Leaving him.

Jazmin

That’s it, I can’t do it anymore. I have had to leave him tonight. I sit here balling my eyes out, laying on the floor in my 4 month old sons room. In Australia Queensland its 12.30am. My partner is seeing a friend for the last time because he is going across the country. His friend came over at 1pm this afternoon. My partner, has been drinking for basically 12hours straight. He always says to me that he doesn’t want to be with me, and that he can’t stand me. And then afterwards he says he doesn’t mean it. He says this stuff nearly every day.
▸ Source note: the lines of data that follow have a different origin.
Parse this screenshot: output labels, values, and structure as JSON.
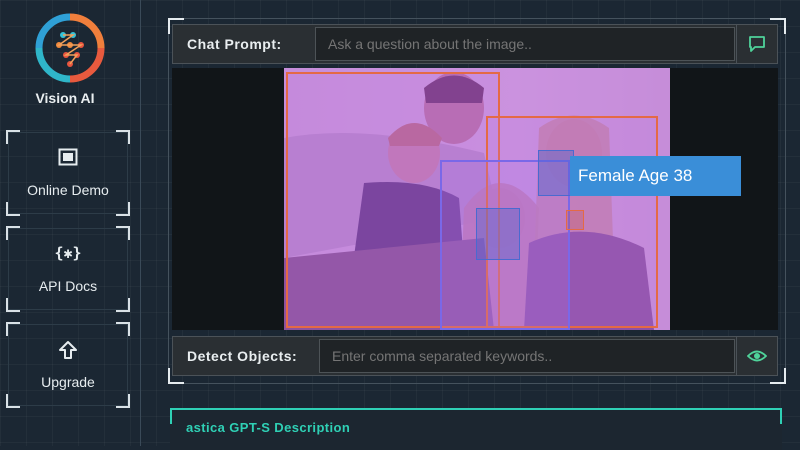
{
  "brand": {
    "name": "Vision AI"
  },
  "sidebar": {
    "items": [
      {
        "label": "Online Demo",
        "icon": "image-frame-icon"
      },
      {
        "label": "API Docs",
        "icon": "code-braces-icon"
      },
      {
        "label": "Upgrade",
        "icon": "arrow-up-icon"
      }
    ]
  },
  "chat": {
    "label": "Chat Prompt:",
    "placeholder": "Ask a question about the image..",
    "send_icon": "chat-bubble-icon"
  },
  "detect": {
    "label": "Detect Objects:",
    "placeholder": "Enter comma separated keywords..",
    "view_icon": "eye-icon"
  },
  "detection": {
    "tooltip": "Female Age 38"
  },
  "description": {
    "title": "astica GPT-S Description"
  },
  "colors": {
    "accent_teal": "#2fd0b5",
    "box_orange": "#e46a45",
    "tooltip_blue": "#3a8ed8"
  }
}
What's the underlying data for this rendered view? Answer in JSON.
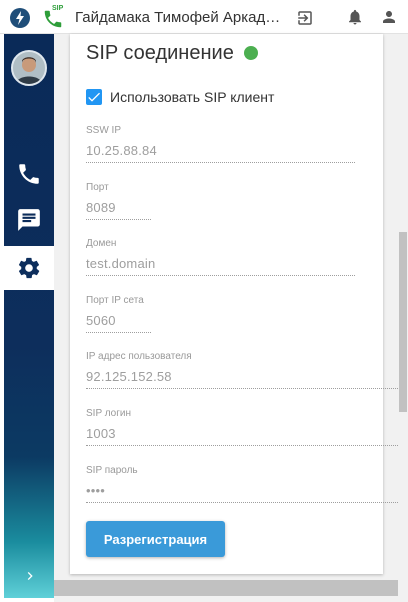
{
  "titlebar": {
    "sip_badge": "SIP",
    "user_name": "Гайдамака Тимофей Аркадьевич"
  },
  "sidebar": {
    "items": [
      {
        "icon": "phone-icon"
      },
      {
        "icon": "chat-icon"
      },
      {
        "icon": "gear-icon"
      }
    ]
  },
  "sip": {
    "title": "SIP соединение",
    "status_color": "#4caf50",
    "use_sip_label": "Использовать SIP клиент",
    "use_sip_checked": true,
    "fields": {
      "ssw_ip": {
        "label": "SSW IP",
        "value": "10.25.88.84"
      },
      "port": {
        "label": "Порт",
        "value": "8089"
      },
      "domain": {
        "label": "Домен",
        "value": "test.domain"
      },
      "net_port": {
        "label": "Порт IP сета",
        "value": "5060"
      },
      "user_ip": {
        "label": "IP адрес пользователя",
        "value": "92.125.152.58"
      },
      "login": {
        "label": "SIP логин",
        "value": "1003"
      },
      "password": {
        "label": "SIP пароль",
        "value": "••••"
      }
    },
    "button_label": "Разрегистрация"
  },
  "colors": {
    "accent": "#3a9ad9",
    "checkbox": "#2196f3",
    "sidebar_dark": "#0a2a58",
    "sidebar_light": "#5fd0d8"
  }
}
This morning I asked my partner to pace himself while drinking today, because I had a migraine for a few hours. And I also asked him to not come to bed drunk or too late because I needed the help tonight. So I go upstairs at 10pm and I don’t worry about asking him to come down yet. Then it hits 11.30pm, so I go upstairs and ask him to come down, and he said he’ll be a max of 30mins. It his 12.00am and he comes down, but then he whispers in my ear, I’ll be down in about half an hour. I said that’s not right, because he said to me today that he wouldn’t do this. Mind you at 11.30pm, he couldn’t walk straight. I asked him again to stay down and he gets the shits. Just because his friend is here, doesn’t mean that he can push being a father aside. And kept saying well then I don’t want to fucking be with you anymore, he can’t deal with my shit.

I’ve tried explaining that I am sick of him saying that. I just need his help, and want him to come down here so he can sober up and help me. But he doesn’t want to come down just yet.

He keeps saying that he doesn’t give a fuck anymore, and that he doesn’t want to be with me.

So I’ve had enough. I feel like shit. I can’t do it anymore. 😭😭😭😭😭😭😭 I just want a hug.